Battlepanda: Net Neutrality Matters


Always trying to figure things out with the minimum of bullshit and the maximum of belligerence.

Monday, April 17, 2006

Net Neutrality Matters

(Posted by John.)

This is one of those issues that I think people should be more passionate about, but it's hard to explain why (for me, anyway.) We've seen an increasing move by large telecommunications companies in the US and Canada to control access to their broadband lines. Rogers, Telus, and Bell (which collectively control more than half the broadband internet market in Canada) have all basically endorsed the concept of a tiered Internet.

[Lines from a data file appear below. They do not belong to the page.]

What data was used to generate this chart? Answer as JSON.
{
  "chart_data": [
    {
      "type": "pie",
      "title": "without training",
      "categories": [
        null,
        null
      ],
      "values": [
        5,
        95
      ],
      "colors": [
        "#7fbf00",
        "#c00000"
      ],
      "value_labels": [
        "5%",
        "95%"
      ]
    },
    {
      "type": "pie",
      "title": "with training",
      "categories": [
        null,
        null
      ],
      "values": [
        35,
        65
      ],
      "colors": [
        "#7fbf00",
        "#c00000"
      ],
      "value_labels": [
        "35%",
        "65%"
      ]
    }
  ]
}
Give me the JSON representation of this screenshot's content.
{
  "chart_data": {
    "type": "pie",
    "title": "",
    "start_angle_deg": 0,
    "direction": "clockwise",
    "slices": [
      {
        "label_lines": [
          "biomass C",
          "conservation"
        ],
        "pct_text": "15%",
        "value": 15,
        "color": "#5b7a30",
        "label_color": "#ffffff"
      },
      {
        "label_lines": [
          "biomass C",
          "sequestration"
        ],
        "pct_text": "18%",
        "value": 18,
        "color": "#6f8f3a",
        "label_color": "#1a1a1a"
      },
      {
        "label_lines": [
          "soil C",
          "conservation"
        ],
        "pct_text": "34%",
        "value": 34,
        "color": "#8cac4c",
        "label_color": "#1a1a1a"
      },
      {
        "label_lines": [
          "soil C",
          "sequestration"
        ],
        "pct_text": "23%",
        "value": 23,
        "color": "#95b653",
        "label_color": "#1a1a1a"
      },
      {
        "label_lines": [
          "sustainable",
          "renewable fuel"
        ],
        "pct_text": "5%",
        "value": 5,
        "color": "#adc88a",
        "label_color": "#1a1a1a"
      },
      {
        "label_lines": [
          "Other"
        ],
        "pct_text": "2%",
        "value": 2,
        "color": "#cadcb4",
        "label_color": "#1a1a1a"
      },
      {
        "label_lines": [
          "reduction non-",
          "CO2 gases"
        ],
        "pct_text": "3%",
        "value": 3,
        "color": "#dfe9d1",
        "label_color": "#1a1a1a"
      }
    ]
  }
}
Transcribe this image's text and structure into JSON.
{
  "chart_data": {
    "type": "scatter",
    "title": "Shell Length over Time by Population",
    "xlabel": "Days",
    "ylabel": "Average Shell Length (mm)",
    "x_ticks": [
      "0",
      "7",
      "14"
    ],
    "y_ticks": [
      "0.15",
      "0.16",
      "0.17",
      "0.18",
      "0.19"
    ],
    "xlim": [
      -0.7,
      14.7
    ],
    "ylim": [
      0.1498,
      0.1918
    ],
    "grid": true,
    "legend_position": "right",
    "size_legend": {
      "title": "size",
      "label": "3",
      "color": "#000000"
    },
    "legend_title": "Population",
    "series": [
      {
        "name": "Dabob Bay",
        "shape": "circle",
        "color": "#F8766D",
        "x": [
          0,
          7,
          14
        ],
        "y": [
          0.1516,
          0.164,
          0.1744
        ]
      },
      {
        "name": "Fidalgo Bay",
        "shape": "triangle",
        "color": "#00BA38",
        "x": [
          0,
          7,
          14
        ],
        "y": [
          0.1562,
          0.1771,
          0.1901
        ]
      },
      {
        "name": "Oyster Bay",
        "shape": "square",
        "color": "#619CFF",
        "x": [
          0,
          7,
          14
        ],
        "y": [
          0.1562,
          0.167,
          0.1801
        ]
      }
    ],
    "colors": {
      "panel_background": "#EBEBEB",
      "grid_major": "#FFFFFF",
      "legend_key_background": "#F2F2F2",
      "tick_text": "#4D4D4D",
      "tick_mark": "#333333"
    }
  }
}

In the US, AT&T and Verizon have both done the same.

Essentially, the big Telcos want to turn the Internet in to something more like TV. And not in a good way. We're talking more restrictions, more costs, less freedom. I don't know about you, but I've really enjoyed a decade of Internet. I've gotten way more out of my $40/month for cable internet than I have out of my $40/month for cable television.

This is why I support things like Hydro Toronto's municipal wi-fi network. It's a start, but it isn't enough. If we're serious about net neutrality, the only thing that makes sense is direct public provision of Internet access. This may mean that we preserve part of the radio spectrum for public use (the way we do for public television) or it might mean the government builds its own fiber network. Either way, I think the state definitely needs to step in.

As for the telcos themselves, the idea that they need to do this to recoup costs is pretty transparent bullshit. From
Gary Bachula, vice president for external affairs of Internet2, a nonprofit project by universities and corporations to build an extremely fast and large network, argues that managing online traffic just doesn't work very well. At the February Senate hearing, he testified that when Internet2 began setting up its large network, called Abilene, "our engineers started with the assumption that we should find technical ways of prioritizing certain kinds of bits, such as streaming video, or video conferencing, in order to assure that they arrive without delay. As it developed, though, all of our research and practical experience supported the conclusion that it was far more cost effective to simply provide more bandwidth. With enough bandwidth in the network, there is no congestion and video bits do not need preferential treatment."

Today, Bachula continued, "our Abilene network does not give preferential treatment to anyone's bits, but our users routinely experiment with streaming HDTV, hold thousands of high-quality two-way videoconferences simultaneously, and transfer huge files of scientific data around the globe without loss of packets."

Not only is adding intelligence to a network not very useful, Bachula pointed out, it's not very cheap. A system that splits data into various lanes of traffic requires expensive equipment, both within the network and at people's homes. Right now, broadband companies are spending a great deal on things like set-top boxes, phone routers and other equipment for their advanced services. "Simple is cheaper," Bachula said. "Complex is costly" -- a cost that may well be passed on to customers.
This isn't about recouping costs. This is about control, and who has it.